For assignments, students may discuss answers with anyone, including problem approaches and proofs. But all students must write their own proofs, and write-ups. The names of all people that you have talked to should be listed at the beginning of the first page. If a solution comes from existing papers/web/books, they must be properly cited, and you must write the solution in a way that demonstrates your understanding (simply copying the solution will be considered as plagiarism). All deadlines are firm. No late assignments will be accepted unless there are legitimate circumstances.
For projects, you may discuss your project with anyone as well, but if this contributes to your final product, they must be acknowledged. Any outside materials used must be referenced appropriately.

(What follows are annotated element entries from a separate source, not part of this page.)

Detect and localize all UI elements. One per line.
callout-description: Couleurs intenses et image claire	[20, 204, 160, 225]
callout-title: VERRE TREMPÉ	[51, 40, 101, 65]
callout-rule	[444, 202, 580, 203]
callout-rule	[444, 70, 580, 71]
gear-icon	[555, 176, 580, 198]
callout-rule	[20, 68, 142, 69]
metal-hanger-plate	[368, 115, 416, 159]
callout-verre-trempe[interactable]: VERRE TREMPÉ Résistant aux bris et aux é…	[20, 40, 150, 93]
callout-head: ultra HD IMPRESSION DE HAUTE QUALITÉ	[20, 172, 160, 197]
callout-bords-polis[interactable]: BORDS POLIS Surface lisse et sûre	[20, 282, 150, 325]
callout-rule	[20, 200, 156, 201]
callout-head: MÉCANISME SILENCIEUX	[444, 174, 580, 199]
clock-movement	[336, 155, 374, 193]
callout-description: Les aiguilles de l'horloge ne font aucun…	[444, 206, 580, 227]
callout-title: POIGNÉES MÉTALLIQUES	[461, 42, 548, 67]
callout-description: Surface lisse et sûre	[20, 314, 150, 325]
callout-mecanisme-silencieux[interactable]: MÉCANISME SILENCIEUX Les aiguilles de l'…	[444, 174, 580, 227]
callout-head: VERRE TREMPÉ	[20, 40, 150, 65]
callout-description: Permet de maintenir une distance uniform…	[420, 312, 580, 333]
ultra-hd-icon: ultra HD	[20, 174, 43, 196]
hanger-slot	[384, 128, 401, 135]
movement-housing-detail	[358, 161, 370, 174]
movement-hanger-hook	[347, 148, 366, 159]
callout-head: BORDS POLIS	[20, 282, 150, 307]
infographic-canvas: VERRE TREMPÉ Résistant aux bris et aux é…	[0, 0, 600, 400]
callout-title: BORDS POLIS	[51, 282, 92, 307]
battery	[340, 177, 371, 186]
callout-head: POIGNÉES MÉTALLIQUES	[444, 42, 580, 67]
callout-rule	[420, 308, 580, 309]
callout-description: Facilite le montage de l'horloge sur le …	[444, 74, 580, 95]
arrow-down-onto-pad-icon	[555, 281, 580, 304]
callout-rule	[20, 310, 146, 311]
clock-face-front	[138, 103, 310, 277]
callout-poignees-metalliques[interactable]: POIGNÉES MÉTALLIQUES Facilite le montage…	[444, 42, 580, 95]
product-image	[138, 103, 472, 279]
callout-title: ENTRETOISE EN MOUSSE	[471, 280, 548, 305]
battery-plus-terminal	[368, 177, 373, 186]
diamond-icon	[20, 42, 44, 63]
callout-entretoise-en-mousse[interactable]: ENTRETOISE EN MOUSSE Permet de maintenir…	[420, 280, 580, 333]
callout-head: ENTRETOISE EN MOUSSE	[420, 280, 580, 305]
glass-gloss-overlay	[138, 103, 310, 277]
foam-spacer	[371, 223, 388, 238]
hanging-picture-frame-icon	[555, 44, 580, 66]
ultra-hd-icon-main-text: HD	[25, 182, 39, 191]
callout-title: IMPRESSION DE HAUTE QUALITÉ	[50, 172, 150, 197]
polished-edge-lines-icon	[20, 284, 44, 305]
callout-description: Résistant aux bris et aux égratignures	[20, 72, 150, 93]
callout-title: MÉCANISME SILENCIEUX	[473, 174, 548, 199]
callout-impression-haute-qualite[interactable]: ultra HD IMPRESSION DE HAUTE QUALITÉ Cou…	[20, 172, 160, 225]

For more details, see Indiana University Code of Student Rights, Responsibilities, and Conduct.

Prerequisites

    A student who is comfortable with basic probability, big-O analysis, and programming (no specific languange requirement) will be qualified for the class. For example, one has taken (Math) M365 "Introduction to Probability and Statistics", (Math) M301 "Linear Algebra and Applications", (CS) C241 "Discrete Structures for Computer Science", (CS) B403 "Introduction to Algorithm Design and Analysis", or equivalent courses.